Units to Earn Target Income Head-First Company plans to sell 5,000 bicycle helmets at $75 each in the coming year. Unit variable cost is $45 (includes direct materials, direct labor, variable factory overhead, and variable selling expense). Total fixed cost equals $49,500 (includes fixed factory overhead and fixed selling and administrative expense). Required: Be sure to read the instructions on each panel for additional guidance. 1. Calculate the number of helmets Head-First must sell to earn operating income of $81,900....
Head-First Company plans to sell 4,400 bicycle helmets at $84 each in the coming year. Unit...
Head-First Company plans to sell 4,400 bicycle helmets at $84 each in the coming year. Unit variable cost is $45 (includes direct materials, direct labor, variable factory overhead, and variable selling expense). Total fixed cost equals $60,450 (includes fixed factory overhead and fixed selling and administrative expense). Required: 1. Calculate the break-even number of helmets. 2. Check your answer by preparing a contribution margin income statement based on the break-even units. 1. Calculate the break-even number of helmets. helmets 2....
Head-First Company plans to sell 4,200 bicycle helmets at $71 each in the coming year. Unit...
Head-First Company plans to sell 4,200 bicycle helmets at $71 each in the coming year. Unit variable cost is $44 (includes direct materials, direct labor, variable factory overhead, and variable selling expense). Total fixed cost equals $50,000 (includes fixed factory overhead and fixed selling and administrative expense). Required: 1. Calculate the number of helmets Head-First must sell to earn operating income of $67,990. 2. Check your answer by preparing a contribution margin income statement based on the number of units...
Degree of Operating Leverage Head-First Company plans to sell 5,000 bicycle helmets at $75 each in...

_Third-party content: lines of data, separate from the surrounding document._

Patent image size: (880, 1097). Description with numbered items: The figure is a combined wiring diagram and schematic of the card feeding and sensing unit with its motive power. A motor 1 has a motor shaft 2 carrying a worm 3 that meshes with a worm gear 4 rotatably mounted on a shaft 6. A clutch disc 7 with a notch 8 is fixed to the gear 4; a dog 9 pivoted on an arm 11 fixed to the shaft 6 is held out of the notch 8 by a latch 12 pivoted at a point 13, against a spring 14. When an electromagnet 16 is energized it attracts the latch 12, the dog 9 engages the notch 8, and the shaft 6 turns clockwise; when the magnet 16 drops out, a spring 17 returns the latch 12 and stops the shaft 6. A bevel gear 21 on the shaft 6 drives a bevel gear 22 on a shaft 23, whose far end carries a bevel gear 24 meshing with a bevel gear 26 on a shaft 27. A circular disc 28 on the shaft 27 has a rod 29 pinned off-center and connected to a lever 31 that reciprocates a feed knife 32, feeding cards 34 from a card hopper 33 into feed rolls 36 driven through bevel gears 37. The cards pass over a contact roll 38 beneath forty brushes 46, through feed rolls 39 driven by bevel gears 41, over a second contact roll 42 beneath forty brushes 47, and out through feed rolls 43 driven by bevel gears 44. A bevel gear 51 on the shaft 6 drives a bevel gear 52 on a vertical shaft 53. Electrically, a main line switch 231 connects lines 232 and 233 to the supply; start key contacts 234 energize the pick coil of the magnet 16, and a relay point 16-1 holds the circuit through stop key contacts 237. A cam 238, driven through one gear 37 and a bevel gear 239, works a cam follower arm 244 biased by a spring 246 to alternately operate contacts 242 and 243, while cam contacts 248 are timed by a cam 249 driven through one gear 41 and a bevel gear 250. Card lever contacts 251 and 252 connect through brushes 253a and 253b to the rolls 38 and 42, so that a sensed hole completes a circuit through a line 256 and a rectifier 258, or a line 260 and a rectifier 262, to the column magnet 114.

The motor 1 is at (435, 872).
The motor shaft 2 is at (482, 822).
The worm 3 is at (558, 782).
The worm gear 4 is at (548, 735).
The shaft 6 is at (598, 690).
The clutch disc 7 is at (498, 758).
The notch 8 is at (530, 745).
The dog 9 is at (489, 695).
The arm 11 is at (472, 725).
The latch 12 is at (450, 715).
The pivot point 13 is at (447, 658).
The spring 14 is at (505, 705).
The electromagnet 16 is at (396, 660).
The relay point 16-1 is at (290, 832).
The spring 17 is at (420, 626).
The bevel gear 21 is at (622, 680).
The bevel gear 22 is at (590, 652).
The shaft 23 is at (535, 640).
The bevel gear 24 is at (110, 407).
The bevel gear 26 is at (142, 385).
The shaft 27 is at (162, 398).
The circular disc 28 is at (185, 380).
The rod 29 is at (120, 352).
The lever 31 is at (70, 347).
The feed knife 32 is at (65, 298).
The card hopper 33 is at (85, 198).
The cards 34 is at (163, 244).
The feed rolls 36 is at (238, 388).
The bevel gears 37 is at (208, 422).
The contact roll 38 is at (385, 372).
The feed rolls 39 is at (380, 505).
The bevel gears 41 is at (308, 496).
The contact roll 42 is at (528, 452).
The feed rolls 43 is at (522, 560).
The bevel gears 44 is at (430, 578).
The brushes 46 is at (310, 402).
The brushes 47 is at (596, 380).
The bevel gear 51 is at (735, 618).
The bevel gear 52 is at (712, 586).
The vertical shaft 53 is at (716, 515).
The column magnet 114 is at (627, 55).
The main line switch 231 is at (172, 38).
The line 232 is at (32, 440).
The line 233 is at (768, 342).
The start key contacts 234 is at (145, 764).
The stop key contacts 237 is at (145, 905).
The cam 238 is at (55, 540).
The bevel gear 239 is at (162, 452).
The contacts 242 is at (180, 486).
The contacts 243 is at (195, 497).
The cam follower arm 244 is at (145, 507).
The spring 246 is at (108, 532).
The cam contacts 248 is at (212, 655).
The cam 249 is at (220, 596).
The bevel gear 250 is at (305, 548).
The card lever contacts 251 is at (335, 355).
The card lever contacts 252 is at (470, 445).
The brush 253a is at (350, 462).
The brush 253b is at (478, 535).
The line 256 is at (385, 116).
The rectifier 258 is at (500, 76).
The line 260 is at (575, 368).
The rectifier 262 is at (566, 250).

Degree of Operating Leverage Head-First Company plans to sell 5,000 bicycle helmets at $75 each in the coming year. Unit variable cost is $55 (includes direct materials, direct labor, variable factory overhead, and variable selling expense). Total fixed cost equals $49,500 (includes fixed factory overhead and fixed selling and administrative expense). Operating income at 5,000 units sold is $50,500. Required: 1. Calculate the degree of operating leverage. (Round your answer to the nearest tenth.) Impact of Increased Sales on Operating...

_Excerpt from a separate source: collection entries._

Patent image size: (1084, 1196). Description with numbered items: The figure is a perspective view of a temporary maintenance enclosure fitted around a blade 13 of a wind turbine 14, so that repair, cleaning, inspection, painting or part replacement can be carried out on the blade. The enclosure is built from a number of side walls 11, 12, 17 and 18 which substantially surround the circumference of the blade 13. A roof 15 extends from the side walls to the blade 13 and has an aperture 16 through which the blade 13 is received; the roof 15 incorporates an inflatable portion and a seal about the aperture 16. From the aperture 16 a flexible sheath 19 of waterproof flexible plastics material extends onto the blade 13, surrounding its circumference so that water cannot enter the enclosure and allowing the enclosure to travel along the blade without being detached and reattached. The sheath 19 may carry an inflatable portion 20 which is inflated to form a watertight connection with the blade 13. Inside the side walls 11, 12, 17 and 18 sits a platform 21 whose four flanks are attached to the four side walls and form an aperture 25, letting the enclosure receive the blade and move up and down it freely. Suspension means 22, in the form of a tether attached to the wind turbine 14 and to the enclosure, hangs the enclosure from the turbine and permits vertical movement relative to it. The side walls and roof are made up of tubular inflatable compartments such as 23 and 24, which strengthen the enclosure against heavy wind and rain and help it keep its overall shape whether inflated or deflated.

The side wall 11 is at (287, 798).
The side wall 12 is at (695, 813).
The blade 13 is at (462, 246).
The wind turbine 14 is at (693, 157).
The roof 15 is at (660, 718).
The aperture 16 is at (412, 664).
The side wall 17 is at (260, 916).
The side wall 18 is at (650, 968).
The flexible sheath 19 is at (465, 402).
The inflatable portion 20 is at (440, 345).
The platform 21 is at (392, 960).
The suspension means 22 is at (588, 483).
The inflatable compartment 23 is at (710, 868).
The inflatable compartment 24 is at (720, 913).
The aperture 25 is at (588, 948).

Head-First Company plans to sell 4,400 bicycle helmets at $70 each in the coming year. Variable...
Head-First Company plans to sell 4,400 bicycle helmets at $70 each in the coming year. Variable cost is 60% of the sales price; contribution margin is 40% of the sales price. Total fixed cost equals $50,300 (includes fixed factory overhead and fixed selling and administrative expense). Required: 1. Calculate the sales revenue that Head-First must make to earn operating income of $78,500 by using the point in sales equation. 2. Check your answer by preparing a contribution margin income statement...
Head-First Company plans to sell 4,400 bicycle helmets at $84 each in the coming year. Unit...

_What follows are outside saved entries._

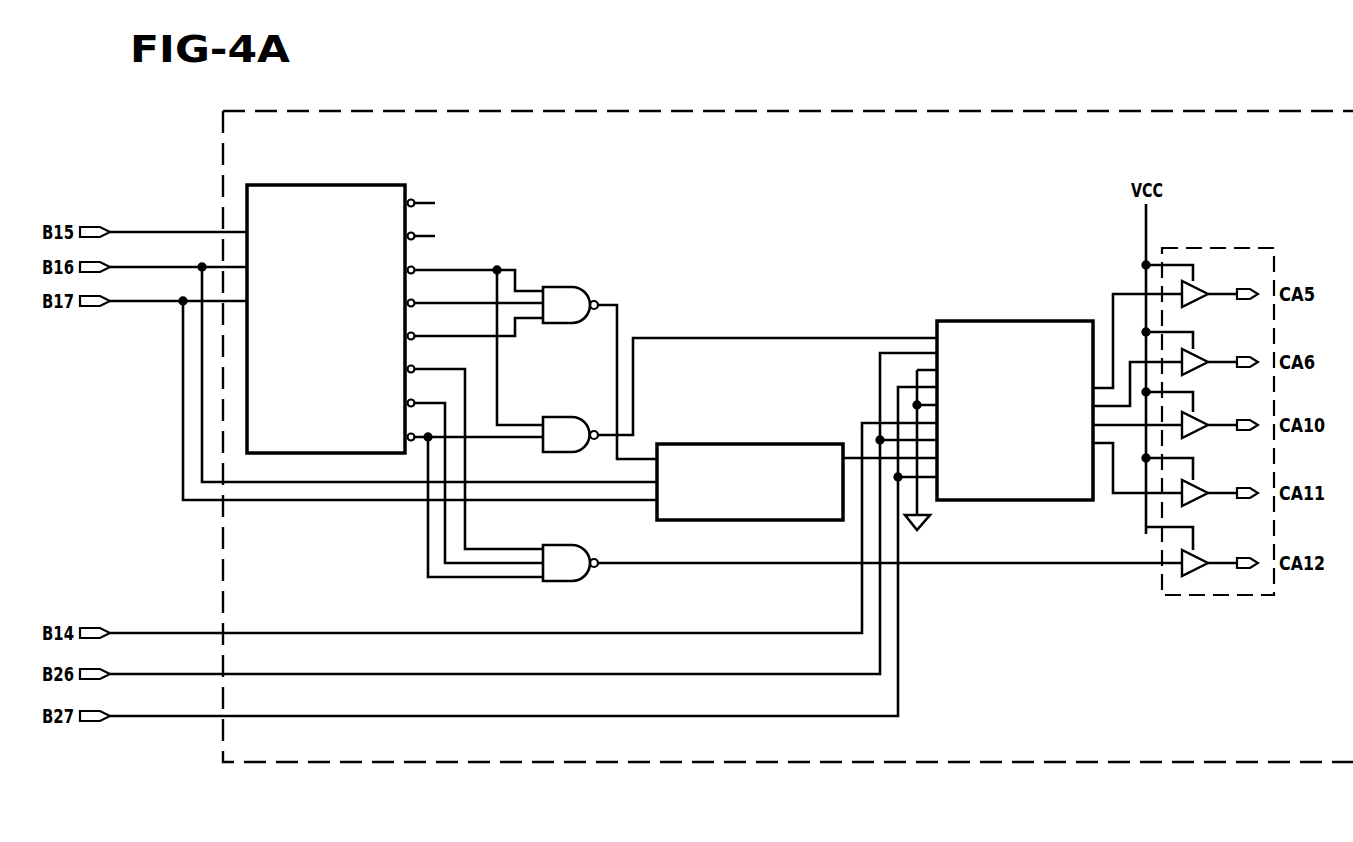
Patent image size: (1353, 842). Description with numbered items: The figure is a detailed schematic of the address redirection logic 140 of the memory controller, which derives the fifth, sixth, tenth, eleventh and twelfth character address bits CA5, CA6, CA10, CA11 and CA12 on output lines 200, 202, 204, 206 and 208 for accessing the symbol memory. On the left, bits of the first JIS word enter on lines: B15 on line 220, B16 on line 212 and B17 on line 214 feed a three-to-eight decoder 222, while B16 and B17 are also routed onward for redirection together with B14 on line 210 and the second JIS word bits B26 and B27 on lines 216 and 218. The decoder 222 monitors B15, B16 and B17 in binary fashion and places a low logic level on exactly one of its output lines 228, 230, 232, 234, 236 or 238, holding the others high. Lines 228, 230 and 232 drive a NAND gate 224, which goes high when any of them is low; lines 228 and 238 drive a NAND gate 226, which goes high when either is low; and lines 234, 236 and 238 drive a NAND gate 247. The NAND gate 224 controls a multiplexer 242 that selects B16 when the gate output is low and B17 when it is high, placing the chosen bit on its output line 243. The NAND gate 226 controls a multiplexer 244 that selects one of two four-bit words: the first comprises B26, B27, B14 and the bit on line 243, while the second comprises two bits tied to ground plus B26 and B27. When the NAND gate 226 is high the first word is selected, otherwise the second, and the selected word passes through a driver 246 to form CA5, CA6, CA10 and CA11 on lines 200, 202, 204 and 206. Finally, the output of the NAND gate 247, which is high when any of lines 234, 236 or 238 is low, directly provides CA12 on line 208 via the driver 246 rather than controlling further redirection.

The address redirection logic 140 is at (522, 110).
The line 200 is at (1215, 291).
The line 202 is at (1217, 358).
The line 204 is at (1217, 421).
The line 206 is at (1217, 489).
The line 208 is at (1217, 559).
The line 210 is at (140, 633).
The line 212 is at (133, 267).
The line 214 is at (133, 301).
The line 216 is at (145, 674).
The line 218 is at (140, 716).
The line 220 is at (133, 232).
The 3:8 decoder 222 is at (335, 185).
The NAND gate 224 is at (568, 289).
The NAND gate 226 is at (563, 418).
The output line 228 is at (440, 268).
The output line 230 is at (430, 301).
The output line 232 is at (430, 334).
The output line 234 is at (430, 367).
The output line 236 is at (415, 401).
The output line 238 is at (420, 445).
The multiplexer 242 is at (758, 447).
The output line 243 is at (853, 453).
The multiplexer 244 is at (1007, 321).
The driver 246 is at (1195, 248).
The NAND gate 247 is at (565, 548).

Head-First Company plans to sell 4,400 bicycle helmets at $84 each in the coming year. Unit variable cost is $50.40 (includes direct materials, direct labor, variable factory overhead, and variable selling expense). Fixed factory overhead is $19,000 and fixed selling and administrative expense is $30,300. Required: 1. Calculate the variable cost ratio. 2. Calculate the contribution margin ratio. 3. Prepare a contribution margin income statement based on the budgeted figures for next year. In a column next to the income...
Suppose that Head-First Company now sells both bicycle helmets and motorcycle helmets. The bicycle helmets are...
Suppose that Head-First Company now sells both bicycle helmets and motorcycle helmets. The bicycle helmets are priced at $77 and have variable costs of $47 each. The motorcycle helmets are priced at $220 and have variable costs of $145 each. Total fixed cost for Head-First as a whole equals $57,000 (includes all fixed factory overhead and fixed selling and administrative expense). Next year, Head-First expects to sell 4,850 bicycle helmets and 1,940 motorcycle helmets. Required: 1. Form a package of...
ADVERTISEMENT
Need Online Homework Help?

Get Answers For Free
Most questions answered within 1 hours.